В одну из ночей Ильяс уснул под старой грушей и даже первые яркие летние лучи солнца, коснувшиеся век, не разбудили его, вот таким крепким и оздоравливающим был сон. А когда он проснулся, жизнь, которая казалась ему последний месяц сворой гоняющихся за ним колких извне и кусающих изнутри обстоятельств, после спавшего напряжения, представилась немного в ином цвете.
– Совсем ты извел себя, – вышла из дома и, присев рядом, сказала Аминет.
– Они были для меня всем, – ответил он, – а теперь вокруг пустота.
– А я? – спросила она и тихо, чтобы невзначай не ранить, добавила. – А мать?.. Мы то у тебя остались?
– Ты-то осталась, – задумчиво ответил он, – наверное, потому и выдюжил. А мать… что мать. У нее своя жизнь, в которой она меня и знать не хочет.
– Нет у нее никакой жизни, – сказала Аминет. – Горе мыкает одна-одинешенька. Тетка моя, что по соседству с ней живет, мне сказала об этом. Может, заберем ее к нам?
– Я подумаю, – тронутый словами жены за живое, ответил он, и, когда вошла во двор соседка Ханифа, поднялся резко и направился в дом.
– Что это с ним? – спросила та.
– Мать я его предложила к нам перевезти, – посмотрела вслед мужу Аминет. – Как – никак, родная ему кровь. Может, рядом с ней утешится, а то совсем извел себя после смерти дедушки с бабушкой.
Ханифа вздрогнула и заговорщически склонилась над Аминет:
– Не ворошила бы ты, девочка, прошлое их семьи…
– Вы это о чем?
Ханифа склонилась еще ниже:
– Люди говорили тогда, что Фарида виновата в смерти отца Ильяса – Касима.
Аминет подперла лоб ладонью и устало ответила:
– Не знаю, что говорили тогда люди, да и знать не хочу, столько времени прошло. По мне как Ильясу лучше будет. Ему это и решать.

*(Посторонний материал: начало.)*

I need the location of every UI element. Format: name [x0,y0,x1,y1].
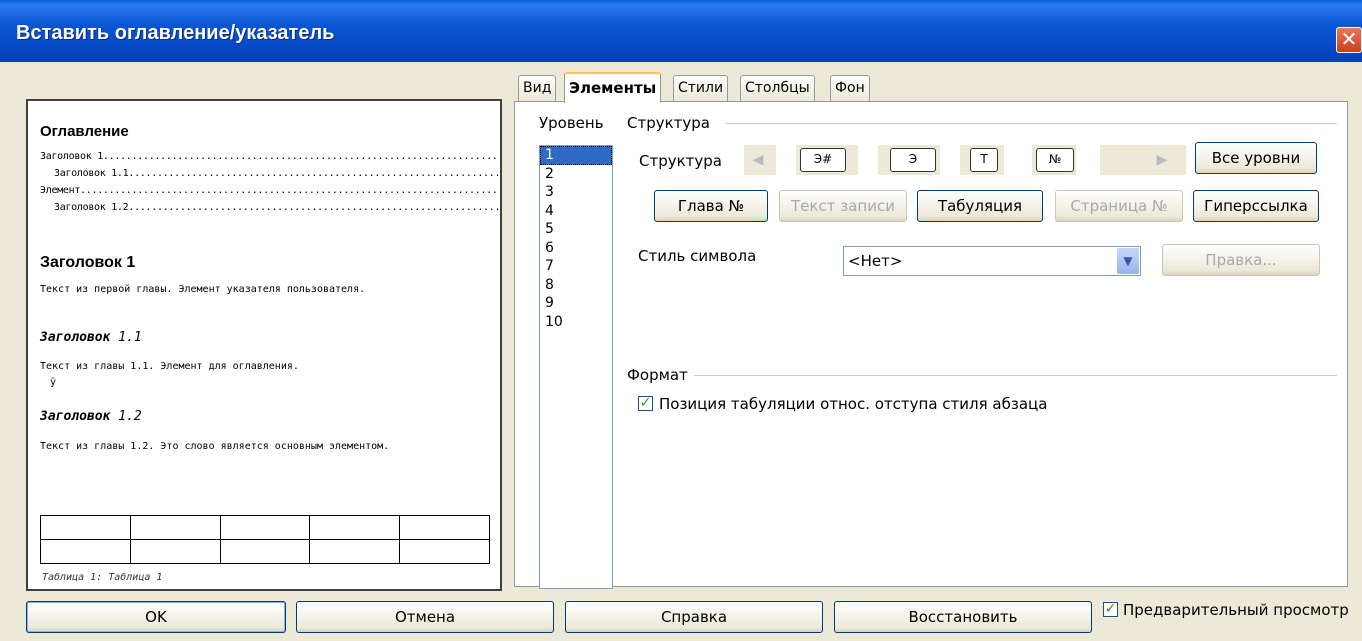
preview-table [40,515,490,564]
format-group-label: Формат [627,366,688,384]
tab-view[interactable]: Вид [518,75,557,101]
edit-button[interactable]: Правка... [1162,244,1320,276]
preview-toc-line: Заголовок 1.2...........................… [54,202,502,213]
entry-text-button[interactable]: Текст записи [779,190,907,222]
preview-checkbox[interactable]: ✓ [1103,602,1118,617]
help-button[interactable]: Справка [565,601,823,633]
tab-background[interactable]: Фон [830,75,870,101]
structure-token-chapter-number[interactable]: Э# [800,148,846,172]
structure-slot[interactable] [940,145,960,175]
level-item[interactable]: 6 [540,239,612,258]
preview-checkbox-label: Предварительный просмотр [1123,601,1349,619]
tab-stop-button[interactable]: Табуляция [917,190,1043,222]
chevron-down-icon[interactable]: ▼ [1117,248,1139,274]
all-levels-button[interactable]: Все уровни [1195,142,1317,174]
level-item[interactable]: 3 [540,183,612,202]
page-number-button[interactable]: Страница № [1055,190,1183,222]
chapter-number-button[interactable]: Глава № [654,190,768,222]
arrow-left-icon[interactable]: ◀ [750,152,766,168]
structure-slot[interactable] [776,145,796,175]
level-item[interactable]: 1 [540,146,612,165]
level-item[interactable]: 2 [540,165,612,184]
tab-position-label: Позиция табуляции относ. отступа стиля а… [659,395,1048,413]
preview-caption: Таблица 1: Таблица 1 [42,572,163,583]
structure-row-label: Структура [639,152,722,170]
tab-columns[interactable]: Столбцы [740,75,815,101]
tab-position-checkbox[interactable]: ✓ [638,396,653,411]
char-style-value: <Нет> [848,252,903,270]
preview-text: Текст из первой главы. Элемент указателя… [40,284,366,295]
tab-styles[interactable]: Стили [673,75,729,101]
structure-slot[interactable] [858,145,878,175]
preview-toc-title: Оглавление [40,123,129,140]
level-label: Уровень [539,114,604,132]
cancel-button[interactable]: Отмена [296,601,554,633]
preview-heading-1: Заголовок 1 [40,254,136,271]
structure-token-entry[interactable]: Э [890,148,936,172]
window-title: Вставить оглавление/указатель [16,22,335,44]
preview-heading-1-2: Заголовок 1.2 [40,409,142,424]
format-group-divider [694,375,1337,376]
structure-slot[interactable] [1076,145,1100,175]
close-button[interactable]: ✕ [1336,27,1362,53]
level-item[interactable]: 8 [540,276,612,295]
close-icon: ✕ [1340,27,1358,51]
preview-text: Текст из главы 1.2. Это слово является о… [40,441,390,452]
structure-token-page-number[interactable]: № [1036,148,1074,172]
preview-pane: Оглавление Заголовок 1..................… [26,99,502,591]
char-style-select[interactable]: <Нет> ▼ [843,246,1141,276]
reset-button[interactable]: Восстановить [834,601,1092,633]
structure-token-tab[interactable]: Т [970,148,998,172]
preview-toc-line: Заголовок 1.............................… [40,151,502,162]
preview-toc-line: Элемент.................................… [40,185,502,196]
level-list[interactable]: 1 2 3 4 5 6 7 8 9 10 [539,145,613,589]
ok-button[interactable]: OK [26,601,286,633]
preview-toc-line: Заголовок 1.1...........................… [54,168,502,179]
structure-group-label: Структура [627,114,710,132]
preview-mark: ÿ [50,377,57,388]
structure-slot[interactable] [1004,145,1032,175]
level-item[interactable]: 4 [540,202,612,221]
preview-heading-1-1: Заголовок 1.1 [40,330,142,345]
structure-editor[interactable]: ◀ Э# Э Т № ▶ [744,145,1186,175]
char-style-label: Стиль символа [638,247,757,265]
title-bar: Вставить оглавление/указатель ✕ [0,0,1362,62]
structure-group-divider [725,123,1337,124]
level-item[interactable]: 9 [540,294,612,313]
tab-elements[interactable]: Элементы [564,72,662,103]
preview-text: Текст из главы 1.1. Элемент для оглавлен… [40,361,299,372]
arrow-right-icon[interactable]: ▶ [1154,152,1170,168]
level-item[interactable]: 7 [540,257,612,276]
level-item[interactable]: 5 [540,220,612,239]
level-item[interactable]: 10 [540,313,612,332]
hyperlink-button[interactable]: Гиперссылка [1193,190,1319,222]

Несколько недель он проходил в раздумьях, а потом, наконец, решился, и, чтобы не падать, словно снег на голову матери, попросил предупредить ее об этом Хазрета Шихамовича, того самого, который осадил его рукоприкладство в юности, и был директором школы в том ауле.
В назначенный день Ильяс вместе с Аминет приехал к матери и испытал глубокое разочарование, не найдя ее дома. Все пояснил вышедший из дома молодой человек приятной наружности. «Два дня назад Фарида продала мне все свое имущество и съехала из аула, – сказал он. – А вам оставил это письмо, – и протянул его Ильясу.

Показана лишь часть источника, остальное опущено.